Blood Sisters has a book trailer! Take a look:
So we know that sharing your writing with someone else is pretty darn scary, but sharing it with someone else means they pull out a line you wrote
… type it with a gun to her head.
and you think “Oh, wow, that’s a great one!” before remembering … you wrote it. (In my defense, I actually wrote Blood Sisters about two years ago. There’ve been a lot of other words coming out of my head since then.)
It’s also cool because it helps me think about the story in a different way. It’s not just these words and I’ve thought about and written and revised and read and edited and read again (and again …) but as a story. When you’re doing all that editing and revising, you’re examining not just every tree, but every leaf. The book trailer backed me up and made me look at the forest again.
So, while I’m taking in the view, let’s talk some themes.
Identity is a huge theme in Blood Sisters. You probably already noticed how prominent it was in Not Your Mary Sue: who am I? Who gets to say who I am? If I lose an important part of my life, what does that mean for what’s left?

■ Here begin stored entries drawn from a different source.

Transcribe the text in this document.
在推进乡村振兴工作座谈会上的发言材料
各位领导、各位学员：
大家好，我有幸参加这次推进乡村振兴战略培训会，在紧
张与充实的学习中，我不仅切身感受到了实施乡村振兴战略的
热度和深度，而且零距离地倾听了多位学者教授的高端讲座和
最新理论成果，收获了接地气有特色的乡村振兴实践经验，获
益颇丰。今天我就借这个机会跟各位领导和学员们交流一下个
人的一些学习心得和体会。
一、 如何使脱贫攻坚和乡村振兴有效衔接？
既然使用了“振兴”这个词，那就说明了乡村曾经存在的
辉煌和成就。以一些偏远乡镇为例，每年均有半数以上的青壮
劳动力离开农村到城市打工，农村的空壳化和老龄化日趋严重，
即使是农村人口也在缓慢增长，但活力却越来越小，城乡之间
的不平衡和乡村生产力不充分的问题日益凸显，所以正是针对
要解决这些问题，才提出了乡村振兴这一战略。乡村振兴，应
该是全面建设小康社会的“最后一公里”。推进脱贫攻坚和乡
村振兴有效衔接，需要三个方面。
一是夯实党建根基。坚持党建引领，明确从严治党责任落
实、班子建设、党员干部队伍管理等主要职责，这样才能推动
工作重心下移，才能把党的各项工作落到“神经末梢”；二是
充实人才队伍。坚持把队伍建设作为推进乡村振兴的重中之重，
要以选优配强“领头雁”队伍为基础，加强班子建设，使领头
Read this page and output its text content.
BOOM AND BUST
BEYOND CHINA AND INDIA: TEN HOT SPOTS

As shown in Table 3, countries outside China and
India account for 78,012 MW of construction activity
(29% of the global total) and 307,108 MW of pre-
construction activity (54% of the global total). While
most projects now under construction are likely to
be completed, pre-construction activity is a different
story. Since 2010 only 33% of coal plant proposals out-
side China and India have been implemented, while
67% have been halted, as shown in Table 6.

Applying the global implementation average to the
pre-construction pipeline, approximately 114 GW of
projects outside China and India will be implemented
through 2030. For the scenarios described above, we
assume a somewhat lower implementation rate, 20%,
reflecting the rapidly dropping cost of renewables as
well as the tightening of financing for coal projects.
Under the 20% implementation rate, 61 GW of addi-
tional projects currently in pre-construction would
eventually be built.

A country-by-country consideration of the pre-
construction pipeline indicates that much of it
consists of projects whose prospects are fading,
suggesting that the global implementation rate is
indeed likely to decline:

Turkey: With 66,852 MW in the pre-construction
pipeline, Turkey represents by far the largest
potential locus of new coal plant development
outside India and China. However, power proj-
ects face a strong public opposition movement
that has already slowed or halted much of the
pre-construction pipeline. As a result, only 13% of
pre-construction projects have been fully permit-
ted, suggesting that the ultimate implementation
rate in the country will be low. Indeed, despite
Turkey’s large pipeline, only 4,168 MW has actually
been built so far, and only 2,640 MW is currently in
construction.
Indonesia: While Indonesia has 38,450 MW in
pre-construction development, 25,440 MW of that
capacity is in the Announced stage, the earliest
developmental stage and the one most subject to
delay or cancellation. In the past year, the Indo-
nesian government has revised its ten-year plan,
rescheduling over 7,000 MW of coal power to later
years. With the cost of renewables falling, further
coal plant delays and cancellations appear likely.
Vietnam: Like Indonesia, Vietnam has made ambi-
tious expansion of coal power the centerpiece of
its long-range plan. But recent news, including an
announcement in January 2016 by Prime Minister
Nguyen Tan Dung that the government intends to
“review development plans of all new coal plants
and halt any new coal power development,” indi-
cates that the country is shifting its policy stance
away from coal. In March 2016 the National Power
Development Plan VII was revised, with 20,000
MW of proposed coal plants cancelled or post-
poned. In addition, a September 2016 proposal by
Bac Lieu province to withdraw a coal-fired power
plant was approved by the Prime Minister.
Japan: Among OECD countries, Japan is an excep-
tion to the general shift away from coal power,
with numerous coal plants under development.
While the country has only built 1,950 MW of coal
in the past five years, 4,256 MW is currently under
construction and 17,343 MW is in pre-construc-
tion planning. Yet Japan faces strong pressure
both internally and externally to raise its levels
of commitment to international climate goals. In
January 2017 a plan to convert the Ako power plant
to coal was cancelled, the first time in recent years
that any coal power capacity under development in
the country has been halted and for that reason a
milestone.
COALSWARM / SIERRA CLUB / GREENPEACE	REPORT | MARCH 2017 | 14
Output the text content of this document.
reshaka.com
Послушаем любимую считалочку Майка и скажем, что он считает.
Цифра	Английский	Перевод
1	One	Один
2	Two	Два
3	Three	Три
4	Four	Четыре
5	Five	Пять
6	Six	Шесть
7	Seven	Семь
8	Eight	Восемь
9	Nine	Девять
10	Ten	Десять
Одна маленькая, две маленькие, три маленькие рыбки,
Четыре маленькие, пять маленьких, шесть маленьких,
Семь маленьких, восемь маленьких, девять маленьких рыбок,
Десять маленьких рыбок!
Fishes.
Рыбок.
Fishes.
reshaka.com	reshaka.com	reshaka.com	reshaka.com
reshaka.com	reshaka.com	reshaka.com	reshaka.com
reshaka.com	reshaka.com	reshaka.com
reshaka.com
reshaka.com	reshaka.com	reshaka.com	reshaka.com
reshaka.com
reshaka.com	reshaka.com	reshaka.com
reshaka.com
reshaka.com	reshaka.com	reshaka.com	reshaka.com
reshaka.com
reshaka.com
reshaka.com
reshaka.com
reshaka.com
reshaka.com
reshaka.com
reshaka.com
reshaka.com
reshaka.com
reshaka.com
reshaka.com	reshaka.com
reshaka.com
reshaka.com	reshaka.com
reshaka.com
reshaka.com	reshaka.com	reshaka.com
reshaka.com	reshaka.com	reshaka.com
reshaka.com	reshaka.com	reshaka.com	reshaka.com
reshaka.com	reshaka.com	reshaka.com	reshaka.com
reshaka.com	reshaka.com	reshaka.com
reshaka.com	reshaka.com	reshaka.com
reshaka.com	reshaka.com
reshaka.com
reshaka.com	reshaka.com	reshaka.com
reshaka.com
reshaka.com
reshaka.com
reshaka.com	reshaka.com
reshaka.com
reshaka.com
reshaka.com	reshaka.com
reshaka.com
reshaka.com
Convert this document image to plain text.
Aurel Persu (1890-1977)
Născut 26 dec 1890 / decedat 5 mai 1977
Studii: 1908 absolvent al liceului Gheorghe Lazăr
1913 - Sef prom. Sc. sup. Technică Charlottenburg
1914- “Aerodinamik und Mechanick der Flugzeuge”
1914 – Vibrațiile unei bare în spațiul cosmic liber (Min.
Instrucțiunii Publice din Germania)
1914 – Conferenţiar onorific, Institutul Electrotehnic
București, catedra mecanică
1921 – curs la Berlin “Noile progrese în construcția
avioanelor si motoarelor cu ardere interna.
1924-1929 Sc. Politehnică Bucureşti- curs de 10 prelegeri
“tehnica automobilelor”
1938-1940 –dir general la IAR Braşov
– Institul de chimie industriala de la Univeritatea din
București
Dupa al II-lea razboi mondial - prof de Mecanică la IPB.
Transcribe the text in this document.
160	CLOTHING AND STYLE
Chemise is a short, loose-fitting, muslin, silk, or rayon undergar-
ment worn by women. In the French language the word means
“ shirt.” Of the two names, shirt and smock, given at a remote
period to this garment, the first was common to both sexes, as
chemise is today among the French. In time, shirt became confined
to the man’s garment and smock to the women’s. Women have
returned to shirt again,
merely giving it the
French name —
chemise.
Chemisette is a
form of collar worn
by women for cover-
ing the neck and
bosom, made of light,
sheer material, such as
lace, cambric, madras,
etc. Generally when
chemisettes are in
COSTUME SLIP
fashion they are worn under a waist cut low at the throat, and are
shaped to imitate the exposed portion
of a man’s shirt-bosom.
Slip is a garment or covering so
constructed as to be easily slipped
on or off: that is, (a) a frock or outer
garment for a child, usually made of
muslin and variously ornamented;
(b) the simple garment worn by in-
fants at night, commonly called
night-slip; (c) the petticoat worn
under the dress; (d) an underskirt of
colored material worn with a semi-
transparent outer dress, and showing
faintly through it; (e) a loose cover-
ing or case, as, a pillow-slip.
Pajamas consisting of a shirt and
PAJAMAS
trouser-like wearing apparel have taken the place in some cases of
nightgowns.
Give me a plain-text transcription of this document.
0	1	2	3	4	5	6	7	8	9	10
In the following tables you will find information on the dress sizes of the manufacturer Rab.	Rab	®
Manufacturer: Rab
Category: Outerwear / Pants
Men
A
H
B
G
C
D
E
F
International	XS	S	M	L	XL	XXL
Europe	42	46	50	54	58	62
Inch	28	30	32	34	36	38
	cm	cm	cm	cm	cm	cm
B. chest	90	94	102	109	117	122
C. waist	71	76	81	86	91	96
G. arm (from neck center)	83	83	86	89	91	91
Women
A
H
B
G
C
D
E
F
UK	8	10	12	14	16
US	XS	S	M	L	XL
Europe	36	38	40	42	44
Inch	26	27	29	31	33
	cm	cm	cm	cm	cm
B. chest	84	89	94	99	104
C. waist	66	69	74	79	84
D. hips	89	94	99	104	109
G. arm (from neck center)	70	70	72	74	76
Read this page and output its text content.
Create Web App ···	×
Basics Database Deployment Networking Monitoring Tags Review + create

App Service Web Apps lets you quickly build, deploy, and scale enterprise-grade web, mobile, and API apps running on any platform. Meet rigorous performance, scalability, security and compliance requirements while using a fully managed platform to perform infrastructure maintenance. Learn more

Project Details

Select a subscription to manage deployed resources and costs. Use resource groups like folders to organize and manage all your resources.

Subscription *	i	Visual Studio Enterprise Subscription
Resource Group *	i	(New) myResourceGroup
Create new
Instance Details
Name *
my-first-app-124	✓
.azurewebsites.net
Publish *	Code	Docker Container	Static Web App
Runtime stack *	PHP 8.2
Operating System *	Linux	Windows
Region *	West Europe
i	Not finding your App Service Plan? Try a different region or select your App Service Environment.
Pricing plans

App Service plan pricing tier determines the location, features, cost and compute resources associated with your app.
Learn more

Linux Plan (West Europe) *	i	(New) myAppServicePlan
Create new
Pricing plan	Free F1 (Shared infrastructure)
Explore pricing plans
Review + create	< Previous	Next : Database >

Let’s take another look at the teaser summary:
A college girl notices that a serial killer’s victims look an awful lot like her, so she figures out a way to frame him and fake her death. At least that is the story her twin sister desperately clings to even as her intrusive thoughts about her sister’s supposed murder haunts her 10 years later.
Here we’ve got identical twins, Sunni Andromeda and Skye Cassiopeia Bowen. (Their parents might’ve picked a theme.) Ten years ago, Sunni was murdered, but Skye’s still floundering: who is she without her other half? Can Skye really just let Sunni go and accept that her long disappearance means she’s dead? (Hint: no.)
Skye decides to turn to Nessa with her theory of Sunni’s faked death. She’s picked Nessa because it’s Nessa’s brother who’s in prison for murdering Sunni (along with a handful of other women). So Nessa’s having some issues with identity herself. It’s been a while since someone approached her as “the serial killer’s sister,” but that wound’s close to the surface.
I also pull a bit of a Stephen King and combine those questions of identity with the theme of writing – authors creating characters, authors creating themselves. One of my characters is an author, and an author writing under a pseudonym, no less. Not Your Mary Sue started as a love letter to Misery; Blood Sisters is more like The Dark Half (the theme of twins, anyone?) or maybe “Rest Stop.” (There’s also the fact that my favorite King book was actually one initially published under his pen name – The Long Walk by Richard Bachman – and as an extra added twist, the character uses a pen name I’d debated using myself.)
We also, in good Gothic fashion, deal with isolation, power, and the way time folds in on itself and the past is never truly gone. If you isolate yourself to try to separate yourself from the past, does it always come back to bite you in the end? (I’m just saying that, in fiction, running away from everything rarely seems to work out.)
I’m also chomping at the bit for the time when I can get into more specifics.
Tell you more names. Give you more info about the twins than just their names. Go into the entire convoluted, complicated story.
127 days, but who’s counting?
Blood Sisters is out August 22, 2023, from Aesthetic Press.